Hydrogen Evolution Reaction (HER) taking place at Pt electrodes is among the most studied electrochemical processes regarding its importance for the hydrogen economy and fundamental understanding of the heterogeneous catalysis.¹ Surface sensitive spectroscopy, such as Attenuated Total Reflectance-Fourier Transform Infrared (ATR-FTIR) Spectroscopy proved to be useful in characterization of the chemical species present at interfaces.² Regarding the HER at the Pt electrode, adsorbed hydrogen atom is the primary intermediate and it is known to have vibrational bands (Pt-H) between 2000-2100 cm^-1.³ However CO, which poisons Pt surfaces, is also known to have IR bands in the same spectral region.⁴ Such overlap makes the unambiguous assignment of the Pt-H band a non-trivial task.

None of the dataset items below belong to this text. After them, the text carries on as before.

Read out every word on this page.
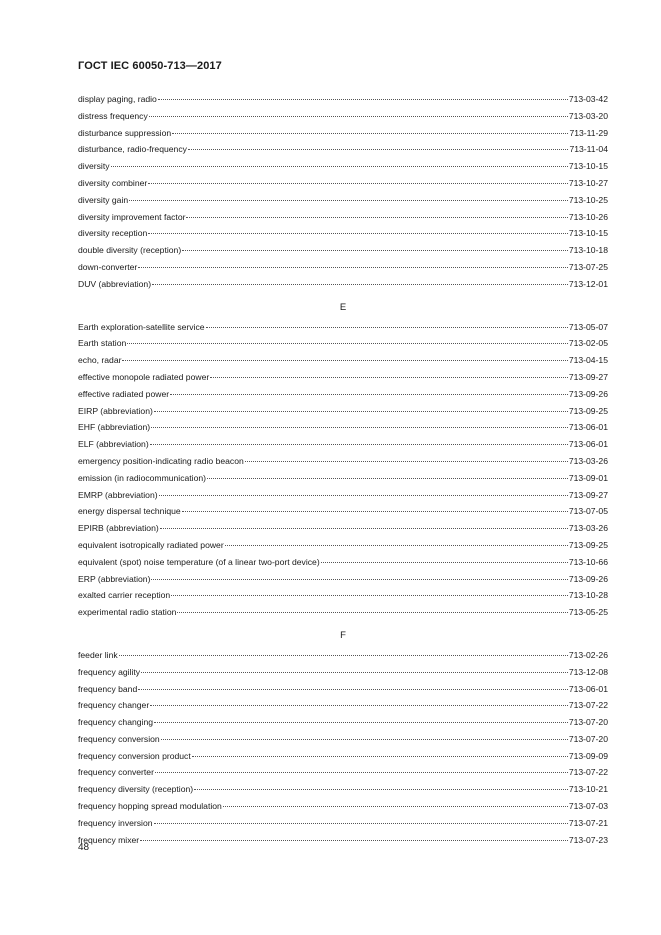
ГОСТ IEC 60050-713—2017
display paging, radio	713-03-42
distress frequency	713-03-20
disturbance suppression	713-11-29
disturbance, radio-frequency	713-11-04
diversity	713-10-15
diversity combiner	713-10-27
diversity gain	713-10-25
diversity improvement factor	713-10-26
diversity reception	713-10-15
double diversity (reception)	713-10-18
down-converter	713-07-25
DUV (abbreviation)	713-12-01
E
Earth exploration-satellite service	713-05-07
Earth station	713-02-05
echo, radar	713-04-15
effective monopole radiated power	713-09-27
effective radiated power	713-09-26
EIRP (abbreviation)	713-09-25
EHF (abbreviation)	713-06-01
ELF (abbreviation)	713-06-01
emergency position-indicating radio beacon	713-03-26
emission (in radiocommunication)	713-09-01
EMRP (abbreviation)	713-09-27
energy dispersal technique	713-07-05
EPIRB (abbreviation)	713-03-26
equivalent isotropically radiated power	713-09-25
equivalent (spot) noise temperature (of a linear two-port device)	713-10-66
ERP (abbreviation)	713-09-26
exalted carrier reception	713-10-28
experimental radio station	713-05-25
F
feeder link	713-02-26
frequency agility	713-12-08
frequency band	713-06-01
frequency changer	713-07-22
frequency changing	713-07-20
frequency conversion	713-07-20
frequency conversion product	713-09-09
frequency converter	713-07-22
frequency diversity (reception)	713-10-21
frequency hopping spread modulation	713-07-03
frequency inversion	713-07-21
frequency mixer	713-07-23
48
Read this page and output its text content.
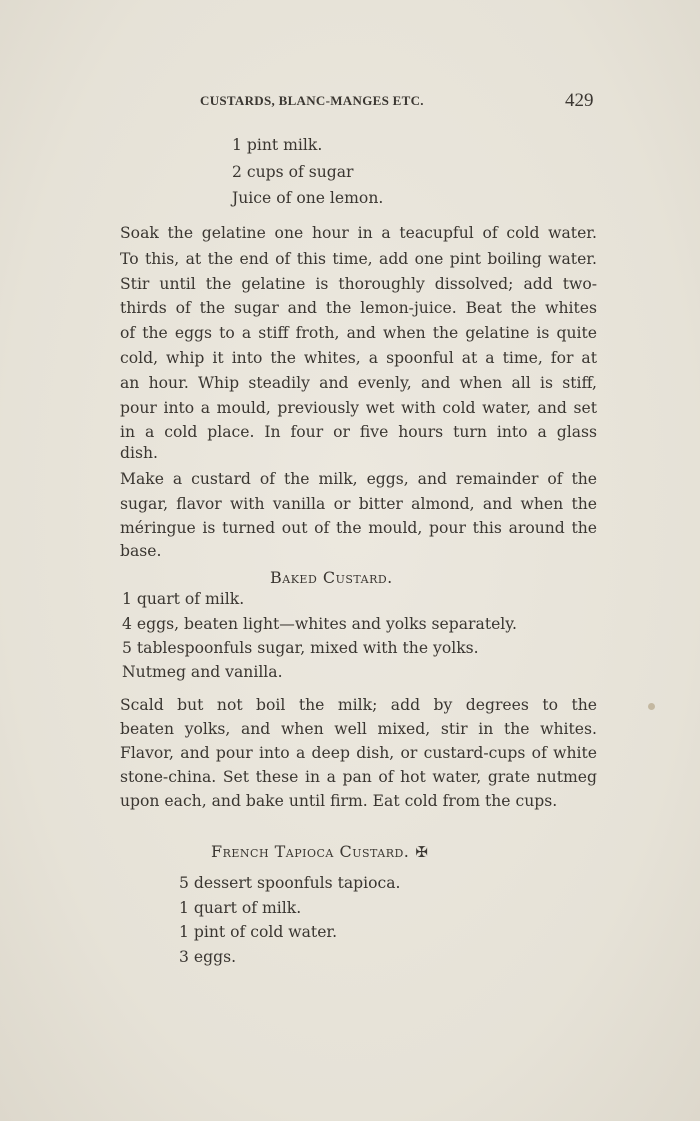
CUSTARDS, BLANC-MANGES ETC.	429
1 pint milk.
2 cups of sugar
Juice of one lemon.
Soak the gelatine one hour in a teacupful of cold water.
To this, at the end of this time, add one pint boiling water.
Stir until the gelatine is thoroughly dissolved; add two-
thirds of the sugar and the lemon-juice. Beat the whites
of the eggs to a stiff froth, and when the gelatine is quite
cold, whip it into the whites, a spoonful at a time, for at
an hour. Whip steadily and evenly, and when all is stiff,
pour into a mould, previously wet with cold water, and set
in a cold place. In four or five hours turn into a glass
dish.
Make a custard of the milk, eggs, and remainder of the
sugar, flavor with vanilla or bitter almond, and when the
méringue is turned out of the mould, pour this around the
base.
Baked Custard.
1 quart of milk.
4 eggs, beaten light—whites and yolks separately.
5 tablespoonfuls sugar, mixed with the yolks.
Nutmeg and vanilla.
Scald but not boil the milk; add by degrees to the
beaten yolks, and when well mixed, stir in the whites.
Flavor, and pour into a deep dish, or custard-cups of white
stone-china. Set these in a pan of hot water, grate nutmeg
upon each, and bake until firm. Eat cold from the cups.
French Tapioca Custard. ✠
5 dessert spoonfuls tapioca.
1 quart of milk.
1 pint of cold water.
3 eggs.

Thin films (< 5nm) of Pt were sputter coated on right-angle prism substrates. The experiments involve either (1) adsorption from gas phase or (2) electrochemical adsorption in solution phase: (1) Gas phase adsorption is induced by admission of high purity H₂ and D₂ gases into the sample cell. Effect of H₂/D₂ and CO adsorption alone, as well as coadsorption of H₂/D₂ to CO covered Pt surface were examined. (2) Spectro-electrochemical measurements have been performed both in 0.5 M H₂SO₄ (in H₂O) and D₂SO₄ (in D₂O) at potentials where HER takes place.

ATR-FTIR results from both set of experiments indicate appearance of bands, which are assigned to adsorbed CO, whose spectroscopic appearance is affected by hydrogen. Previous FTIR experiments have attributed these bands to Pt-H, excluding the possibility of CO formation.³ 2D ATR IR spectroscopy shows similar lineshapes for all the bands, even though higher anharmonicity is expected from the Pt-H vibration in comparison to that of Pt-CO. Finding the source of CO affected by hydrogen is an important step towards the unambiguous assignment of the Pt-H vibrational band.

[1] R. J. Nichols and A. Bewick, Journal of Electroanalytical Chemistry and Interfacial Electrochemistry, 1988, 243, 445-453.
[2] J. P. Kraack, et al., The Journal of Physical Chemistry Letters , 2014, 5 (13), 2325-2329.
[3] K. Kunimatsu, et al., Electrochimica Acta, 2007, 52, 5715-5724.
[4] K. Kunimatsu, et al., Langmuir , 1986, 2 (4), 464-468.